It's totally fine to name your kid something that is "gendered" and use specific pronouns based on their biological sex. As a society (American at least, that's all I can attest to), it's really hard to get by with neutral pronouns. When someone is expecting or a baby is born, the first thing everyone wants to know is "is it a boy or a girl?", and you should be able to answer easily (unless we're in intersex territory, but that's a whole other discussion). You'd be 100% correct in saying the sex is male or female.
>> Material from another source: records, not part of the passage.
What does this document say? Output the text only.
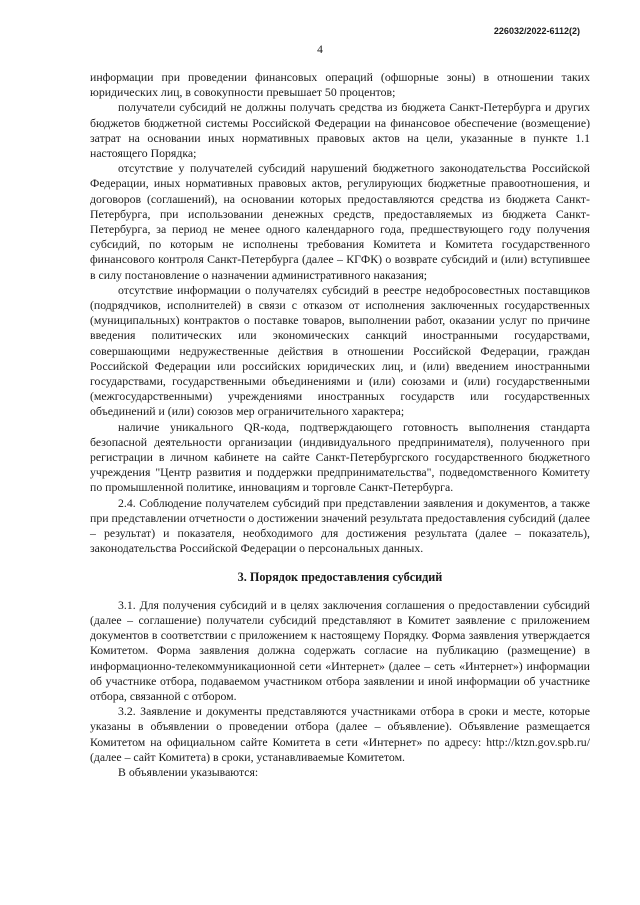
226032/2022-6112(2)
4

информации при проведении финансовых операций (офшорные зоны) в отношении таких юридических лиц, в совокупности превышает 50 процентов;

получатели субсидий не должны получать средства из бюджета Санкт-Петербурга и других бюджетов бюджетной системы Российской Федерации на финансовое обеспечение (возмещение) затрат на основании иных нормативных правовых актов на цели, указанные в пункте 1.1 настоящего Порядка;

отсутствие у получателей субсидий нарушений бюджетного законодательства Российской Федерации, иных нормативных правовых актов, регулирующих бюджетные правоотношения, и договоров (соглашений), на основании которых предоставляются средства из бюджета Санкт-Петербурга, при использовании денежных средств, предоставляемых из бюджета Санкт-Петербурга, за период не менее одного календарного года, предшествующего году получения субсидий, по которым не исполнены требования Комитета и Комитета государственного финансового контроля Санкт-Петербурга (далее – КГФК) о возврате субсидий и (или) вступившее в силу постановление о назначении административного наказания;

отсутствие информации о получателях субсидий в реестре недобросовестных поставщиков (подрядчиков, исполнителей) в связи с отказом от исполнения заключенных государственных (муниципальных) контрактов о поставке товаров, выполнении работ, оказании услуг по причине введения политических или экономических санкций иностранными государствами, совершающими недружественные действия в отношении Российской Федерации, граждан Российской Федерации или российских юридических лиц, и (или) введением иностранными государствами, государственными объединениями и (или) союзами и (или) государственными (межгосударственными) учреждениями иностранных государств или государственных объединений и (или) союзов мер ограничительного характера;

наличие уникального QR-кода, подтверждающего готовность выполнения стандарта безопасной деятельности организации (индивидуального предпринимателя), полученного при регистрации в личном кабинете на сайте Санкт-Петербургского государственного бюджетного учреждения "Центр развития и поддержки предпринимательства", подведомственного Комитету по промышленной политике, инновациям и торговле Санкт-Петербурга.

2.4. Соблюдение получателем субсидий при представлении заявления и документов, а также при представлении отчетности о достижении значений результата предоставления субсидий (далее – результат) и показателя, необходимого для достижения результата (далее – показатель), законодательства Российской Федерации о персональных данных.

3. Порядок предоставления субсидий

3.1. Для получения субсидий и в целях заключения соглашения о предоставлении субсидий (далее – соглашение) получатели субсидий представляют в Комитет заявление с приложением документов в соответствии с приложением к настоящему Порядку. Форма заявления утверждается Комитетом. Форма заявления должна содержать согласие на публикацию (размещение) в информационно-телекоммуникационной сети «Интернет» (далее – сеть «Интернет») информации об участнике отбора, подаваемом участником отбора заявлении и иной информации об участнике отбора, связанной с отбором.

3.2. Заявление и документы представляются участниками отбора в сроки и месте, которые указаны в объявлении о проведении отбора (далее – объявление). Объявление размещается Комитетом на официальном сайте Комитета в сети «Интернет» по адресу: http://ktzn.gov.spb.ru/ (далее – сайт Комитета) в сроки, устанавливаемые Комитетом.

В объявлении указываются:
Hopefully, as someone informed, you'd know that the sex isn't necessarily congruent with the gender, and that's something you'll discover as your child grows and finds themselves.

Like has been stated above, what the appropriate thing to do is to respect your child when they tell you they feel wrong in their body, help them discover how they identify, and change names/pronouns accordingly. And making sure that your child have "boy" and "girl" toys - all children can enjoy just about any toy.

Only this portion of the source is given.